Por lo expuesto y fundado, con apoyo además en los artículos 46, 158, 184, 188 y 190 de la Ley de Amparo, se resuelve:
ÚNICO.-La Justicia de la Unión no ampara ni protege a José Guadalupe Hernández Aldama, contra el acto de la Junta Especial Número Cuatro de la Federal de Conciliación y Arbitraje, que hizo consistir en el laudo de seis de abril de mil novecientos noventa y nueve, dictado en el juicio laboral número 1063/97, seguido por el propio quejoso, en contra de Ferrocarriles Nacionales de México y otro.

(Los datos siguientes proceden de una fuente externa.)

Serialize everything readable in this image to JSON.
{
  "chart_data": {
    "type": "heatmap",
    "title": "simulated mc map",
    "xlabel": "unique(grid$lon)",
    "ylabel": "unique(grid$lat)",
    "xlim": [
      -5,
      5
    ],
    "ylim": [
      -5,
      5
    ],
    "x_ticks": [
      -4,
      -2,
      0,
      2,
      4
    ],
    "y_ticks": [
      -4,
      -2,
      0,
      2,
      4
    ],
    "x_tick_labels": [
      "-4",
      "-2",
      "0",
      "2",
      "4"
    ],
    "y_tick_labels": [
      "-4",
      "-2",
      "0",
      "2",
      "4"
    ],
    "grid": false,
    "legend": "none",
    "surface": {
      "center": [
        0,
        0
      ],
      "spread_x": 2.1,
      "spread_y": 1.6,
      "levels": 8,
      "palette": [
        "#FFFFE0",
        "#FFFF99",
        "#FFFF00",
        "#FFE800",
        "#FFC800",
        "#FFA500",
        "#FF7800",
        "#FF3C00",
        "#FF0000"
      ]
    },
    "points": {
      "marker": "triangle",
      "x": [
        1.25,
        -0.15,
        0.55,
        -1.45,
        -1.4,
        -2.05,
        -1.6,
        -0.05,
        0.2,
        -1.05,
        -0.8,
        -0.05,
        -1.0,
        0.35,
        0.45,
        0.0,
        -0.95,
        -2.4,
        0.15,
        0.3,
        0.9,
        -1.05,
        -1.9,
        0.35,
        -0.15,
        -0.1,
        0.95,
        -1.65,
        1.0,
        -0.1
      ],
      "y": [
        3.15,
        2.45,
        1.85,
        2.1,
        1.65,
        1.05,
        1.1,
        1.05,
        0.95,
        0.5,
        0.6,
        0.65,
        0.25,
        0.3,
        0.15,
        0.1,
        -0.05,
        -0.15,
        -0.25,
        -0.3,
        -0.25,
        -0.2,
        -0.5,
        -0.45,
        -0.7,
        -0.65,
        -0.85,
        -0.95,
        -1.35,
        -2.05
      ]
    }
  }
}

Notifíquese; con testimonio de esta resolución, vuelvan los autos a la autoridad responsable; háganse las anotaciones correspondientes y, en su oportunidad, archívese el expediente como asunto concluido.
Así, por unanimidad de votos lo resolvió el Sexto Tribunal Colegiado en Materia de Trabajo del Primer Circuito que integran los CC. Magistrados: presidente, Genaro Rivera, María del Rosario Mota Cienfuegos y Carolina Pichardo Blake, siendo relator el primero de los nombrados.